エミリーがリアルに大病になっていますが、ここはやっぱり、二人の幸せを阻む因習が“病気=ビッグ・シック”なんですよね。確かに、その因習に悩まされている側からすると、因習そのものが“病気”であり、因習にとらわれている人たちも“病気にかかっている”様にも思えてくるのかもしれませんね。
また、邦題のサブタイトルも“ぼくたちの大いなる目ざめ”なんてなっています。これは、やっぱり“ぼくたち”となっているところが、ミソなのでしょうか?この“ぼくたち”は、因習にとらわれている人たちと言う解釈もありますが、実は、『本当に愛しているのは誰であるのか』と言う事を、病気を通じて改めて感じた、クイメルとエミリーの二人なのでは無いかとも思いました。
結婚は、日本人同士であったとしても、育った環境の違いによっていろいろな違いがあって、なにかと障壁になりますが、国際結婚はそれ以上。しかも、少なからず宗教も絡んできてしまっていますから、余計に大変。

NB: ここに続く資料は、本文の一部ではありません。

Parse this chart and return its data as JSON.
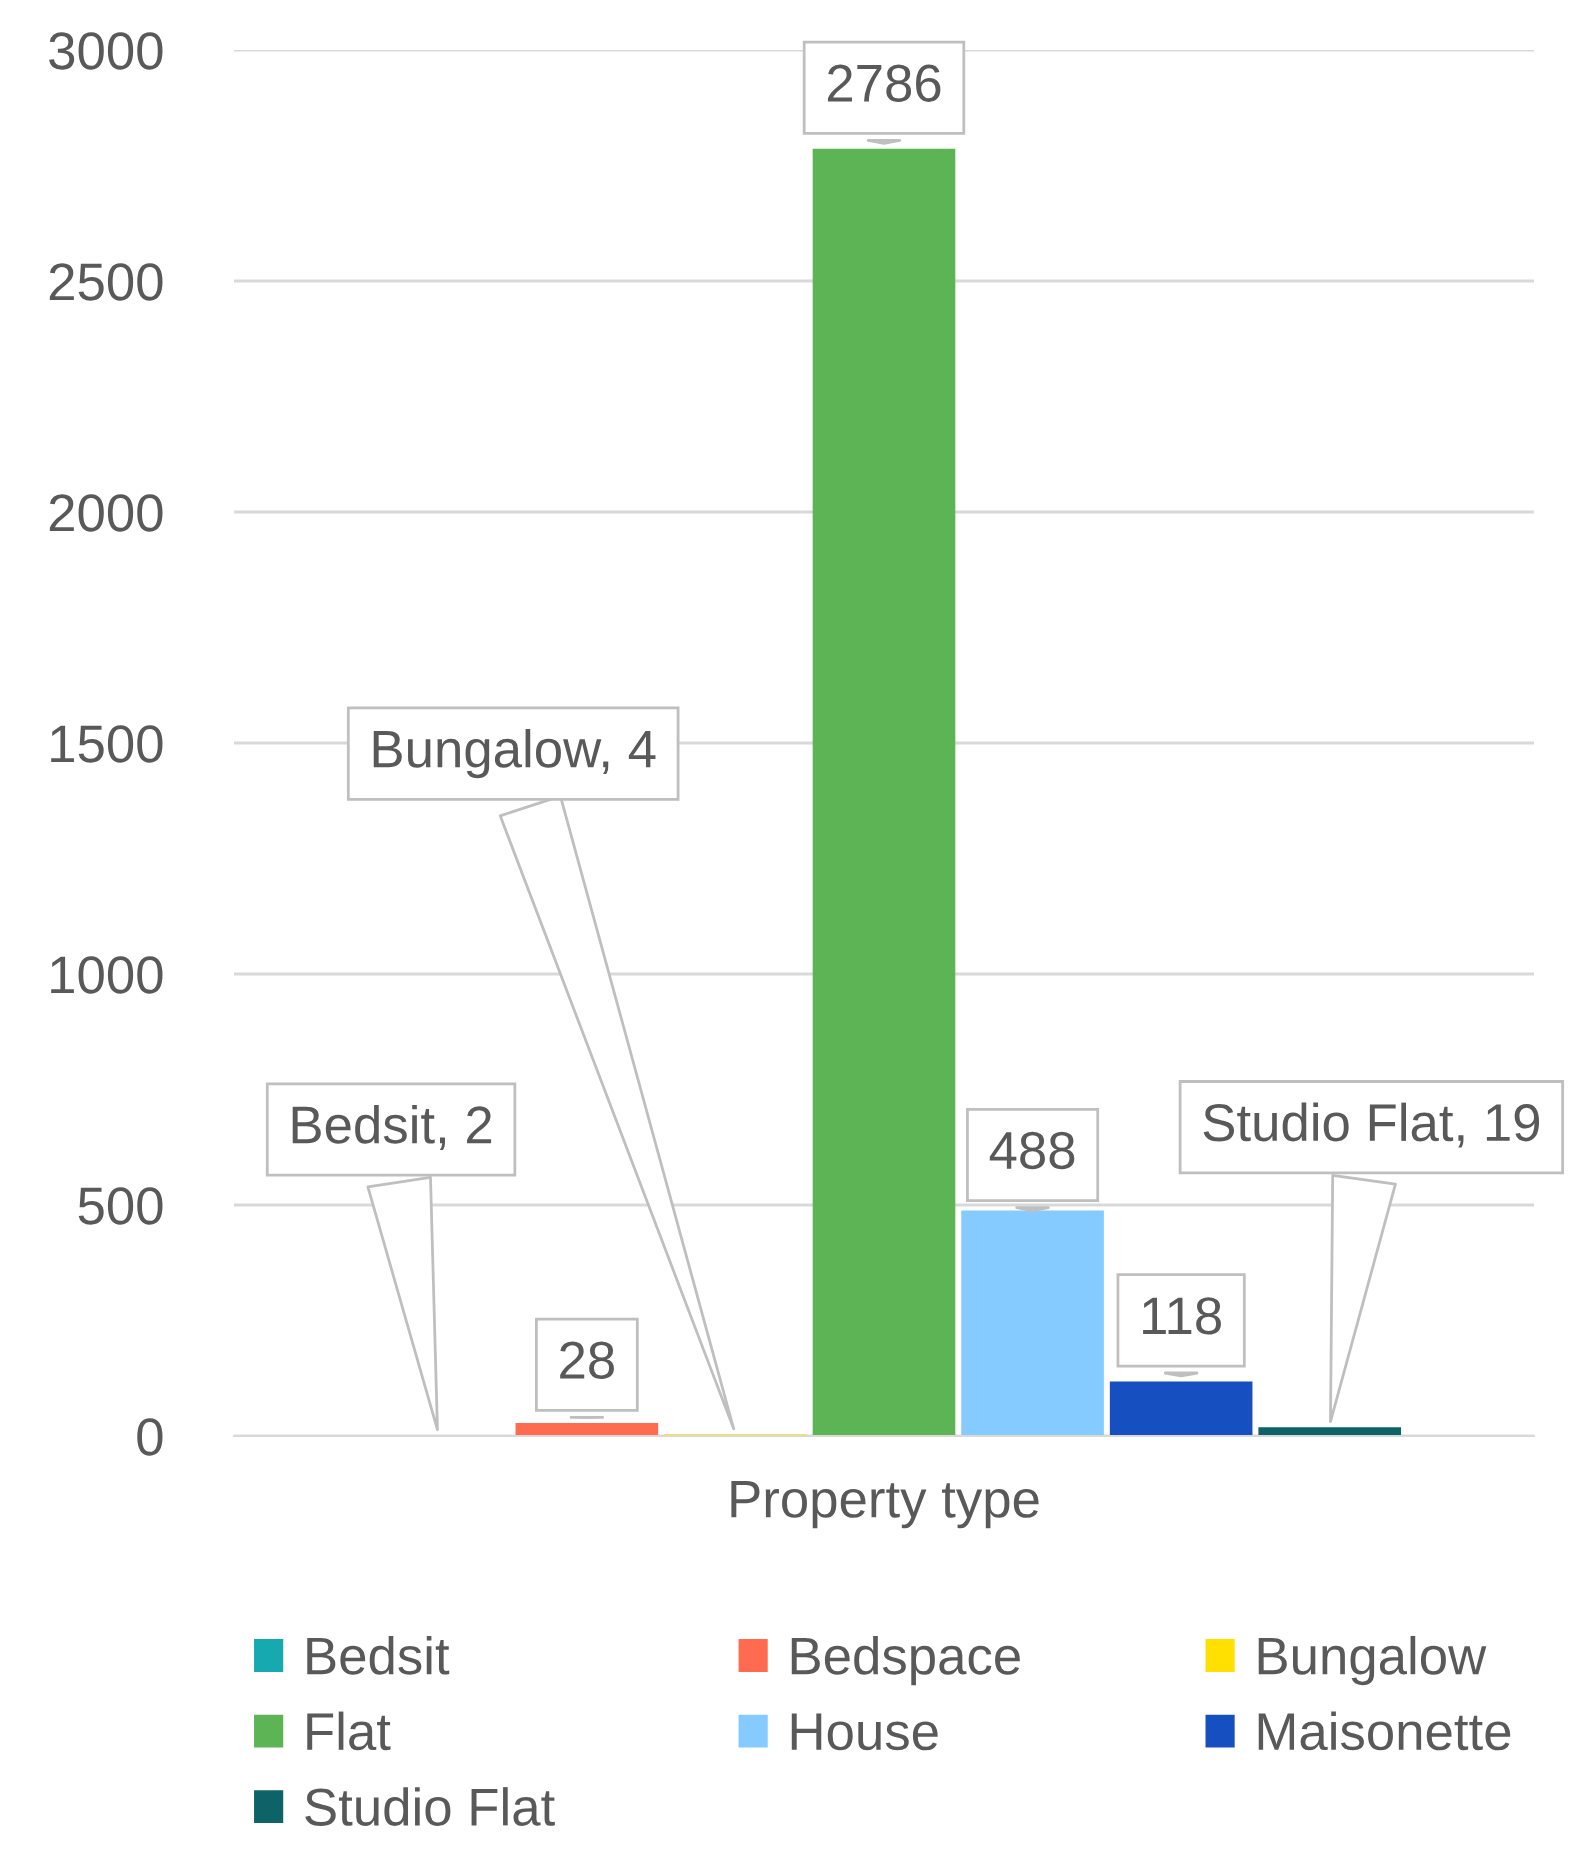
{
  "chart_data": {
    "type": "bar",
    "xlabel": "Property type",
    "categories": [
      null
    ],
    "series": [
      {
        "name": "Bedsit",
        "color": "#17a9b0",
        "values": [
          2
        ],
        "value_labels": [
          "Bedsit, 2"
        ]
      },
      {
        "name": "Bedspace",
        "color": "#ff6b50",
        "values": [
          28
        ],
        "value_labels": [
          "28"
        ]
      },
      {
        "name": "Bungalow",
        "color": "#ffe000",
        "values": [
          4
        ],
        "value_labels": [
          "Bungalow, 4"
        ]
      },
      {
        "name": "Flat",
        "color": "#5cb455",
        "values": [
          2786
        ],
        "value_labels": [
          "2786"
        ]
      },
      {
        "name": "House",
        "color": "#85cbff",
        "values": [
          488
        ],
        "value_labels": [
          "488"
        ]
      },
      {
        "name": "Maisonette",
        "color": "#1650c0",
        "values": [
          118
        ],
        "value_labels": [
          "118"
        ]
      },
      {
        "name": "Studio Flat",
        "color": "#0e6368",
        "values": [
          19
        ],
        "value_labels": [
          "Studio Flat, 19"
        ]
      }
    ],
    "ylim": [
      0,
      3000
    ],
    "yticks": [
      0,
      500,
      1000,
      1500,
      2000,
      2500,
      3000
    ],
    "grid": "y",
    "legend": "bottom"
  }
}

口で言うのは簡単ですが、作品からはリアルな苦しみが感じられます。
この作品の素晴らしいところは、“リアル”なところ。脚本も当事者たちが書き上げ、且つ、演じているのも(男性側は)本人。そりゃ、リアルになりますよね。
ビッグ・シック ぼくたちの大いなる目ざめ
2018年18本目の劇場鑑賞。
人気コメディアンのクメイル・ナンジアニが、
自身と妻エミリー・V・ゴードンとの馴れ初めにまつわる驚きの実話を、
エミリーとともに脚本を手がけ、
自ら主演して映画化。
白人女性と恋に落ちたパキスタン系移民のクメイルが、
まるで文化の異なる家族と恋人のはざまで揺れ動くさまと、
思わぬ障害に直面した2人の恋の行方を、
移民を巡るアメリカ社会の実情とともにユーモラスなタッチで描き出す。
主役のクメイル・ナンジアニと奥さんとの出会いを描いた自伝的映画。
主人公がパキスタン人といのが新しい。
ゾーイ・カザンとホリー・ハンター以外は、
ほとんどコメディアンで構成されたキャストはみんな面白い。
中でもベス演じるホリー・ハンターが素晴らしく、
クメイルに対して差別発言をした男に食ってかかるくだりは胸が熱くなる。
クメイルの両親は、
厳格なイスラム教徒の家族という部分だけに終わらず、
彼らの日常やユーモア溢れる部分にも触れている内容は良かった。
本作はどんなに深刻な状況においても、
必ずユーモアが描かれている。
一見クメイルの自伝的映画のようで、
大いなるアメリカンドリームの話でした。